If you enjoyed yesterday’s post on Dan Holck’s low down T-Bucket, you’re going to love this. It makes perfect sense that “America’s Oldest Speed Shop” would expand its extensive T-Bucket kits product line by offering a “Tribute T” reflective of the Model T-based hot rods that were built, driven and raced in the era surrounding the company’s founding in 1952. (A month ago, we did a short post on this new T-Bucket and it drew a lot of interest and attention. In response, we wanted to present some more detail for those who just can’t get enough).
First glances will quickly confirm that this T-Bucket kit is quite different from what has become the conventional T-Bucket style that is more reflective of those built in the 60s and 70s. The new “Tribute T” has a clean, lean and low look that will be readily embraced by T-Bucket builders who admire the traditional hot rod look of the 40s and 50s.
How this came about is an interesting story. Speedway Motors has been producing T-Bucket kits since the 1960s and a few years ago they initiated a project to re-engineer their basic offering which we noted in an earlier post. Basically, the Speedway frames have been redesigned to offer “bolt together” assembly, as opposed to before when a bit more fabrication by the builder was necessary. Around that same time period, a group of Speedway employees mocked up a T-Bucket frame with an extra-high rear kickup to produce a low, more traditional looking bucket. As it is with most innovative companies, there were other opportunities of more significance that were competing for resources and time so that engineering project didn’t get any traction.
Then, in early 2009 Speedway acquired Total Performance, which was perhaps the leading T-Bucket kit car manufacturer at that time. That acquisition brought about an increased Speedway focus on the T-Bucket market. As a result, after completing the revamp on the company’s basic T-Bucket kit lineup in mid-2009, Speedway’s main R&D guy, Scott Cornish, applied his many years of street rod building experience to a project to develop a totally new, yet more traditional looking T-Bucket based hot rod: one with an extra-low ride height, while still offering maximum ground clearance. After Scott presented his concept, Speedy Bill Smith and his sons liked what they saw and green-lighted the Tribute T project in early 2010. According to Speedway’s Damon Lee, the next step was to build a Tribute T prototype that was unveiled at the 2010 Street Rod Nationals.

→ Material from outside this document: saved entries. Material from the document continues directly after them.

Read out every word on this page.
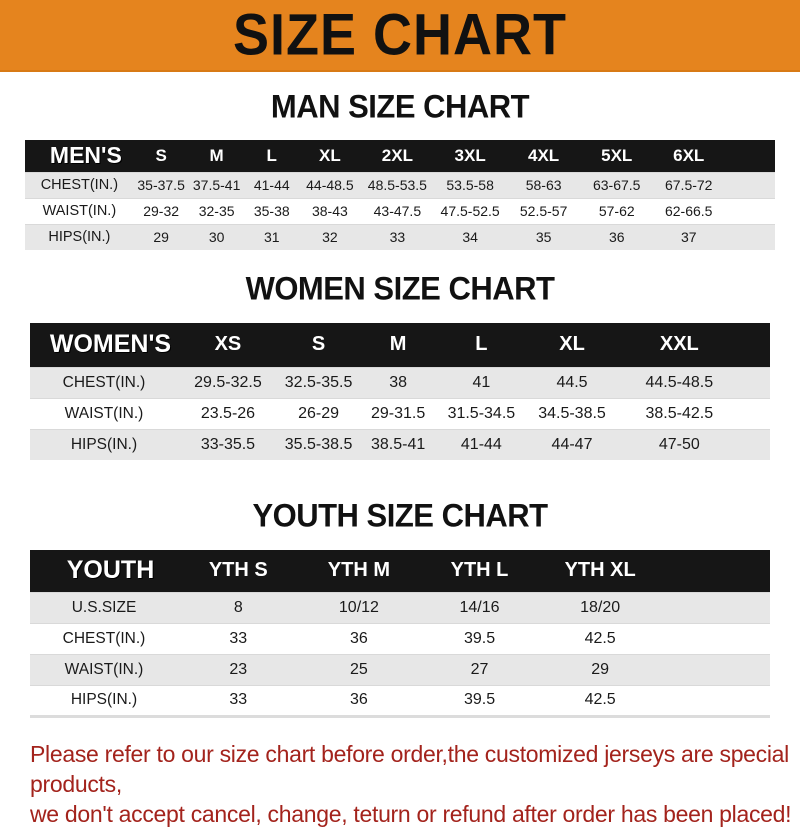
SIZE CHART
MAN SIZE CHART
MEN'S	S	M	L	XL	2XL	3XL	4XL	5XL	6XL	
CHEST(IN.)	35-37.5	37.5-41	41-44	44-48.5	48.5-53.5	53.5-58	58-63	63-67.5	67.5-72	
WAIST(IN.)	29-32	32-35	35-38	38-43	43-47.5	47.5-52.5	52.5-57	57-62	62-66.5	
HIPS(IN.)	29	30	31	32	33	34	35	36	37	
WOMEN SIZE CHART
WOMEN'S	XS	S	M	L	XL	XXL	
CHEST(IN.)	29.5-32.5	32.5-35.5	38	41	44.5	44.5-48.5	
WAIST(IN.)	23.5-26	26-29	29-31.5	31.5-34.5	34.5-38.5	38.5-42.5	
HIPS(IN.)	33-35.5	35.5-38.5	38.5-41	41-44	44-47	47-50	
YOUTH SIZE CHART
YOUTH	YTH S	YTH M	YTH L	YTH XL	
U.S.SIZE	8	10/12	14/16	18/20	
CHEST(IN.)	33	36	39.5	42.5	
WAIST(IN.)	23	25	27	29	
HIPS(IN.)	33	36	39.5	42.5	
Please refer to our size chart before order,the customized jerseys are special products,
we don't accept cancel, change, teturn or refund after order has been placed!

So, just what’s new and different on the Tribute T? Lots, and we’ll start from the front. The 5 inch dropped I-beam axle is certainly more traditional looking than the more contemporary tube axles and the beautifully tapered and lightened wishbone radius rods complete the look of hot rods past. The tie rod is located behind the axle for a clean look and to ensure proper Ackermann steering geometry. The unobtrusive friction shocks help keep the front end looking simple, clean and functional which is what a T-Bucket is all about. The reversed Corvair steering box is a tried and proven T-Bucket configuration that provides for a pleasing drag link angle.
Moving to the rear of the Tribute T, it’s hard to miss the Model A style rear crossmember which supports a medium arch spring. Due to the deep channeling of the body, the integral fiberglass floor with driveshaft tunnel and the shape of the rear crossmember, it’s necessary to use a rear end that does not employ an offset pinion. Likely candidates from the standpoint of both fit and appearance are the early Ford banjo style or Winters quick-change rear end, which Speedway can supply as well. And to match the front suspension, the rear end of the Tribute T prototype is also located by a pair of traditional looking wishbones (although the production rear suspension may vary slightly).

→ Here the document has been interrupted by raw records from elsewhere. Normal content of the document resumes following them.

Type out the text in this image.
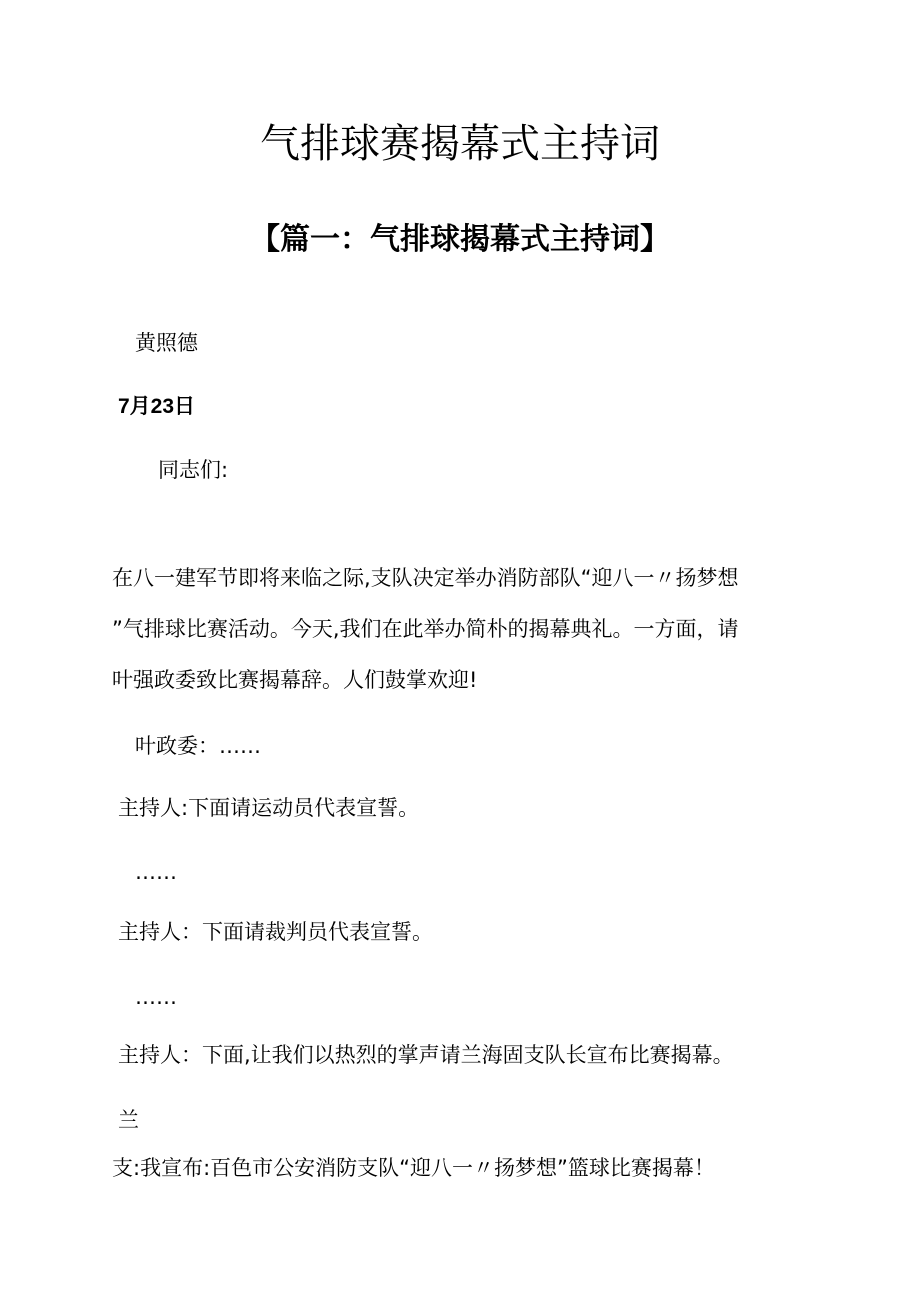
气排球赛揭幕式主持词
【篇一：气排球揭幕式主持词】
黄照德
7月23日
同志们:
在八一建军节即将来临之际,支队决定举办消防部队“迎八一〃扬梦想
”气排球比赛活动。今天,我们在此举办简朴的揭幕典礼。一方面，请
叶强政委致比赛揭幕辞。人们鼓掌欢迎!
叶政委：……
主持人:下面请运动员代表宣誓。
……
主持人：下面请裁判员代表宣誓。
……
主持人：下面,让我们以热烈的掌声请兰海固支队长宣布比赛揭幕。
兰
支:我宣布:百色市公安消防支队“迎八一〃扬梦想”篮球比赛揭幕！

According to Speedway’s Damon Lee, first production versions of the Tribute T are planned for release in early 2011 and whether they will employ the lightening holes on the frame kickup used on the prototype will depend to some extent on the expressed interests of potential Tribute T purchasers.
From my perspective, Speedway’s Tribute T looks like a winner by combining a traditional look with today’s street rod engineering capabilities in a package designed to be assembled by anyone.